Segundo Dunker e Rodrigues (2013), há uma relação homóloga entre a prática da
psicanálise e o cinema, que se apoiam principalmente nas “afinidades sociológicas, narrativas,
políticas e semióticas entre cinema e psicanálise, a fundamental, que reúne todas as anteriores,
é de método”. A exemplo disso encontramos na obra Delírios e sonhos na “Gradiva” de
Jensen, Freud reconhecendo a arte como campo de saber com perspectiva de operacionalizar
na lacuna, na qual, a ciência, e também a psicanálise, encontraria obstáculos em seu avanço,
pois, assim como o sonho, a obra de arte teria o caráter de uma solução de compromisso entre
os sistemas inconsciente e pré- consciente-consciente (Dunker & Rodrigues, 2013, p. 24).
No entanto, foi Lacan quem redimensionou a perspectiva freudiana sobre arte,
situando-a como intérprete da psicanálise, como saber que precede o psicanalista, podendo o
artista abrir caminho para os psicanalistas quando essa abertura deixa passagem a um saber
que não se sabe, ou que não se sabe que sabe.

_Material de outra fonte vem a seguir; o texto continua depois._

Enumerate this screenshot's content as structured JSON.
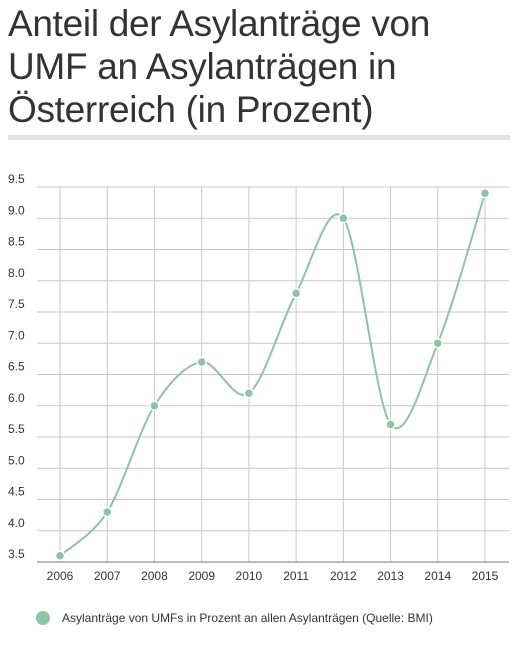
{
  "title": "Anteil der Asylanträge von UMF an Asylanträgen in Österreich (in Prozent)",
  "legend": {
    "label": "Asylanträge von UMFs in Prozent an allen Asylanträgen (Quelle: BMI)"
  },
  "colors": {
    "series": "#8dc4a4",
    "grid": "#c8c8c8",
    "title_rule": "#e4e4e4"
  },
  "chart_data": {
    "type": "line",
    "title": "Anteil der Asylanträge von UMF an Asylanträgen in Österreich (in Prozent)",
    "xlabel": "",
    "ylabel": "",
    "x": [
      "2006",
      "2007",
      "2008",
      "2009",
      "2010",
      "2011",
      "2012",
      "2013",
      "2014",
      "2015"
    ],
    "series": [
      {
        "name": "Asylanträge von UMFs in Prozent an allen Asylanträgen (Quelle: BMI)",
        "values": [
          3.6,
          4.3,
          6.0,
          6.7,
          6.2,
          7.8,
          9.0,
          5.7,
          7.0,
          9.4
        ]
      }
    ],
    "ylim": [
      3.5,
      9.5
    ],
    "yticks": [
      "3.5",
      "4.0",
      "4.5",
      "5.0",
      "5.5",
      "6.0",
      "6.5",
      "7.0",
      "7.5",
      "8.0",
      "8.5",
      "9.0",
      "9.5"
    ],
    "grid": true,
    "curve": "smooth",
    "legend_position": "bottom"
  }
}
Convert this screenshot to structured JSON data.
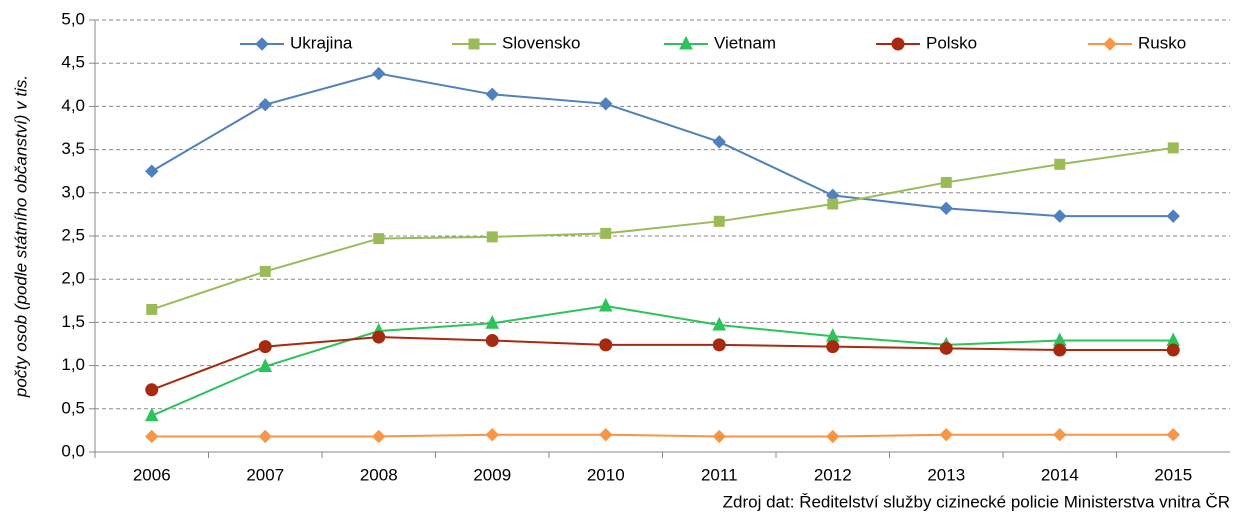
{
  "chart_data": {
    "type": "line",
    "y_label": "počty osob (podle státního občanství) v tis.",
    "source": "Zdroj dat: Ředitelství služby cizinecké policie Ministerstva vnitra ČR",
    "categories": [
      "2006",
      "2007",
      "2008",
      "2009",
      "2010",
      "2011",
      "2012",
      "2013",
      "2014",
      "2015"
    ],
    "series": [
      {
        "name": "Ukrajina",
        "color": "#4f81bd",
        "marker": "diamond",
        "values": [
          3.25,
          4.02,
          4.38,
          4.14,
          4.03,
          3.59,
          2.97,
          2.82,
          2.73,
          2.73
        ]
      },
      {
        "name": "Slovensko",
        "color": "#9bbb59",
        "marker": "square",
        "values": [
          1.65,
          2.09,
          2.47,
          2.49,
          2.53,
          2.67,
          2.87,
          3.12,
          3.33,
          3.52
        ]
      },
      {
        "name": "Vietnam",
        "color": "#2cc35a",
        "marker": "triangle",
        "values": [
          0.42,
          0.99,
          1.4,
          1.49,
          1.69,
          1.47,
          1.34,
          1.24,
          1.29,
          1.29
        ]
      },
      {
        "name": "Polsko",
        "color": "#a52a10",
        "marker": "circle",
        "values": [
          0.72,
          1.22,
          1.33,
          1.29,
          1.24,
          1.24,
          1.22,
          1.2,
          1.18,
          1.18
        ]
      },
      {
        "name": "Rusko",
        "color": "#f79646",
        "marker": "diamond",
        "values": [
          0.18,
          0.18,
          0.18,
          0.2,
          0.2,
          0.18,
          0.18,
          0.2,
          0.2,
          0.2
        ]
      }
    ],
    "ylim": [
      0,
      5
    ],
    "yticks": [
      {
        "value": 0,
        "label": "0,0"
      },
      {
        "value": 0.5,
        "label": "0,5"
      },
      {
        "value": 1,
        "label": "1,0"
      },
      {
        "value": 1.5,
        "label": "1,5"
      },
      {
        "value": 2,
        "label": "2,0"
      },
      {
        "value": 2.5,
        "label": "2,5"
      },
      {
        "value": 3,
        "label": "3,0"
      },
      {
        "value": 3.5,
        "label": "3,5"
      },
      {
        "value": 4,
        "label": "4,0"
      },
      {
        "value": 4.5,
        "label": "4,5"
      },
      {
        "value": 5,
        "label": "5,0"
      }
    ],
    "grid": true,
    "legend": "top"
  }
}
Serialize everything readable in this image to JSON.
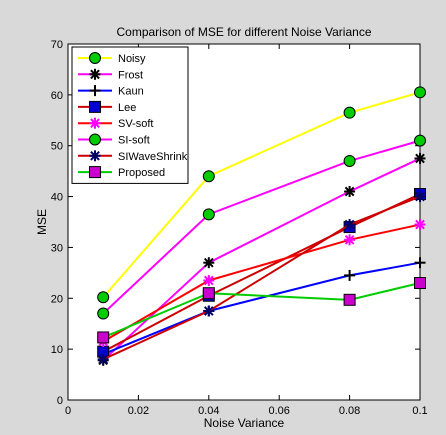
{
  "chart_data": {
    "type": "line",
    "title": "Comparison of MSE for different Noise Variance",
    "xlabel": "Noise Variance",
    "ylabel": "MSE",
    "xlim": [
      0,
      0.1
    ],
    "ylim": [
      0,
      70
    ],
    "xticks": [
      "0",
      "0.02",
      "0.04",
      "0.06",
      "0.08",
      "0.1"
    ],
    "yticks": [
      "0",
      "10",
      "20",
      "30",
      "40",
      "50",
      "60",
      "70"
    ],
    "grid": false,
    "legend_position": "top-left",
    "x": [
      0.01,
      0.04,
      0.08,
      0.1
    ],
    "series": [
      {
        "name": "Noisy",
        "values": [
          20.2,
          44.0,
          56.5,
          60.5
        ],
        "color": "#ffff00",
        "marker": "circle",
        "marker_fill": "#00cc00"
      },
      {
        "name": "Frost",
        "values": [
          7.8,
          27.0,
          41.0,
          47.5
        ],
        "color": "#ff00ff",
        "marker": "asterisk",
        "marker_fill": "#000000"
      },
      {
        "name": "Kaun",
        "values": [
          9.0,
          17.5,
          24.5,
          27.0
        ],
        "color": "#0000ff",
        "marker": "plus",
        "marker_fill": "#000000"
      },
      {
        "name": "Lee",
        "values": [
          9.5,
          20.5,
          34.0,
          40.5
        ],
        "color": "#cc0000",
        "marker": "square",
        "marker_fill": "#0000cc"
      },
      {
        "name": "SV-soft",
        "values": [
          11.5,
          23.5,
          31.5,
          34.5
        ],
        "color": "#ff0000",
        "marker": "asterisk",
        "marker_fill": "#ff00ff"
      },
      {
        "name": "SI-soft",
        "values": [
          17.0,
          36.5,
          47.0,
          51.0
        ],
        "color": "#ff00ff",
        "marker": "circle",
        "marker_fill": "#00cc00"
      },
      {
        "name": "SIWaveShrink",
        "values": [
          8.0,
          17.5,
          34.5,
          40.0
        ],
        "color": "#cc0000",
        "marker": "asterisk",
        "marker_fill": "#000066"
      },
      {
        "name": "Proposed",
        "values": [
          12.3,
          21.0,
          19.7,
          23.0
        ],
        "color": "#00cc00",
        "marker": "square",
        "marker_fill": "#cc00cc"
      }
    ]
  }
}
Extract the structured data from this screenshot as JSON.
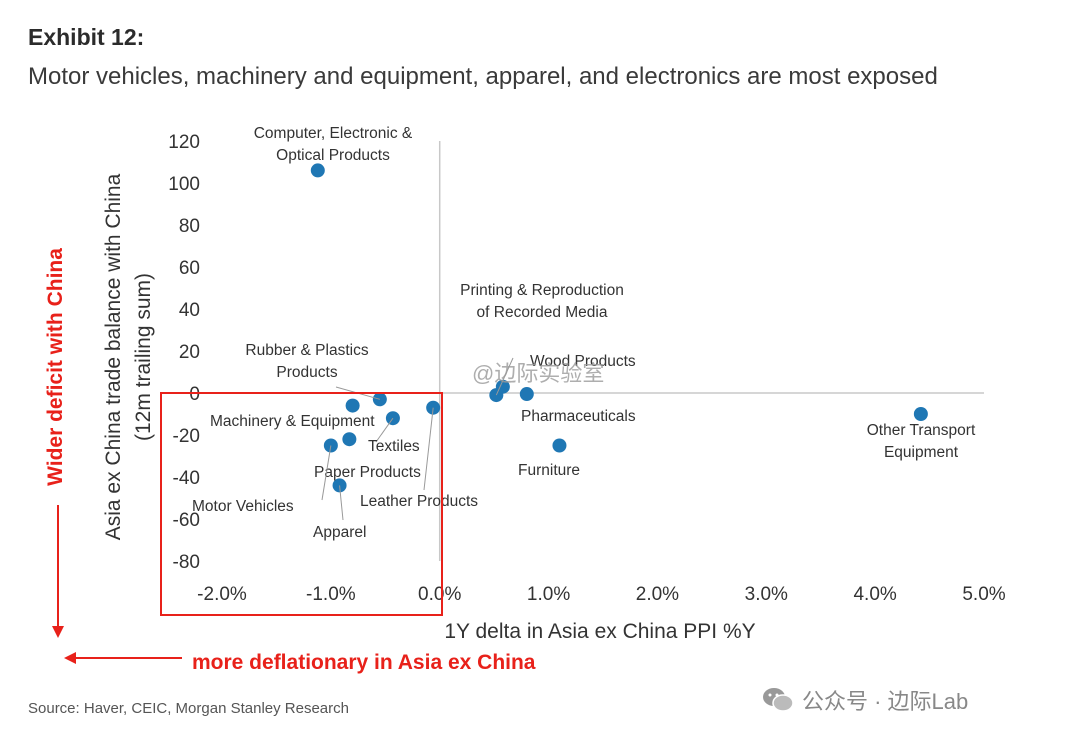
{
  "header": {
    "exhibit": "Exhibit 12:",
    "subtitle": "Motor vehicles, machinery and equipment, apparel, and electronics are most exposed"
  },
  "footer": {
    "source": "Source: Haver, CEIC, Morgan Stanley Research",
    "watermark": "公众号 · 边际Lab",
    "overlay_watermark": "@边际实验室"
  },
  "annotations": {
    "left_arrow": "Wider deficit with China",
    "bottom_arrow": "more deflationary in Asia ex China"
  },
  "colors": {
    "point": "#1f77b4",
    "accent": "#e8211a",
    "axis": "#c8c8c8"
  },
  "chart_data": {
    "type": "scatter",
    "title": "",
    "xlabel": "1Y delta in Asia ex China PPI %Y",
    "ylabel": "Asia ex China trade balance with China",
    "ylabel2": "(12m trailing sum)",
    "xlim": [
      -2.0,
      5.0
    ],
    "ylim": [
      -80,
      120
    ],
    "x_ticks": [
      "-2.0%",
      "-1.0%",
      "0.0%",
      "1.0%",
      "2.0%",
      "3.0%",
      "4.0%",
      "5.0%"
    ],
    "y_ticks": [
      "120",
      "100",
      "80",
      "60",
      "40",
      "20",
      "0",
      "-20",
      "-40",
      "-60",
      "-80"
    ],
    "points": [
      {
        "name": "Computer, Electronic & Optical Products",
        "label_lines": [
          "Computer, Electronic &",
          "Optical Products"
        ],
        "x": -1.12,
        "y": 106
      },
      {
        "name": "Rubber & Plastics Products",
        "label_lines": [
          "Rubber & Plastics",
          "Products"
        ],
        "x": -0.55,
        "y": -3
      },
      {
        "name": "Machinery & Equipment",
        "label_lines": [
          "Machinery & Equipment"
        ],
        "x": -0.8,
        "y": -6
      },
      {
        "name": "Textiles",
        "label_lines": [
          "Textiles"
        ],
        "x": -0.43,
        "y": -12
      },
      {
        "name": "Paper Products",
        "label_lines": [
          "Paper Products"
        ],
        "x": -0.83,
        "y": -22
      },
      {
        "name": "Motor Vehicles",
        "label_lines": [
          "Motor Vehicles"
        ],
        "x": -1.0,
        "y": -25
      },
      {
        "name": "Apparel",
        "label_lines": [
          "Apparel"
        ],
        "x": -0.92,
        "y": -44
      },
      {
        "name": "Leather Products",
        "label_lines": [
          "Leather Products"
        ],
        "x": -0.06,
        "y": -7
      },
      {
        "name": "Printing & Reproduction of Recorded Media",
        "label_lines": [
          "Printing & Reproduction",
          "of Recorded Media"
        ],
        "x": 0.52,
        "y": -1
      },
      {
        "name": "Wood Products",
        "label_lines": [
          "Wood Products"
        ],
        "x": 0.58,
        "y": 3
      },
      {
        "name": "Pharmaceuticals",
        "label_lines": [
          "Pharmaceuticals"
        ],
        "x": 0.8,
        "y": -0.5
      },
      {
        "name": "Furniture",
        "label_lines": [
          "Furniture"
        ],
        "x": 1.1,
        "y": -25
      },
      {
        "name": "Other Transport Equipment",
        "label_lines": [
          "Other Transport",
          "Equipment"
        ],
        "x": 4.42,
        "y": -10
      }
    ]
  }
}
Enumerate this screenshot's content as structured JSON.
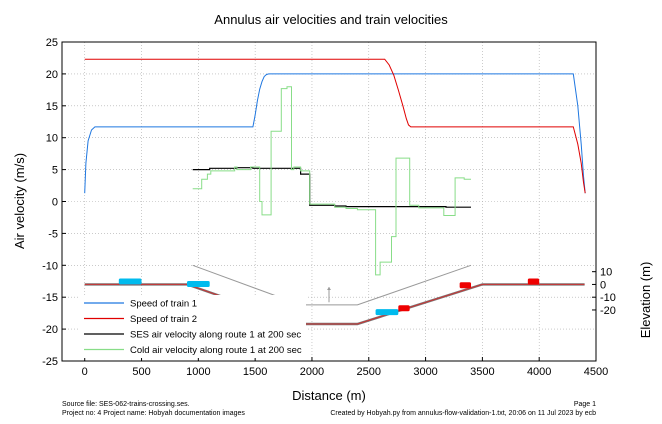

A arte cinematográfica constitui como a mais imaterial das artes e esconde o mais
imaterial dos objetos: o olhar. No qual, o indivíduo vê a partir de um único ponto, podendo
ser olhado de todas as partes. Dessa forma, o olhar, está do lado de fora, e o que determina o
sujeito no campo do visível é justamente esse olhar, ou seja, o fato de ser olhado (Lacan,
1964/1998, p. 104).
Ao analisarmos a obra de Alfred Hitchcock (1954) “Janela Indiscreta”, cujo título
original, “Rear Window” (Janela dos Fundos) baseou-se no livro “Murder from a fixed
viewpoint” (“Assassinato de um ponto de vista fixo”), de Cornell Woolrich, encontramos no
protagonista, Jeff, mais especificamente, no seu olhar, a retirada da onipresença da câmera,
projetada a partir de único ponto, concentrada na atitude de um voyeur, que nas condições de
limitação físicas de locomoção, fica em frente sua janela observando o cotidiano alheio.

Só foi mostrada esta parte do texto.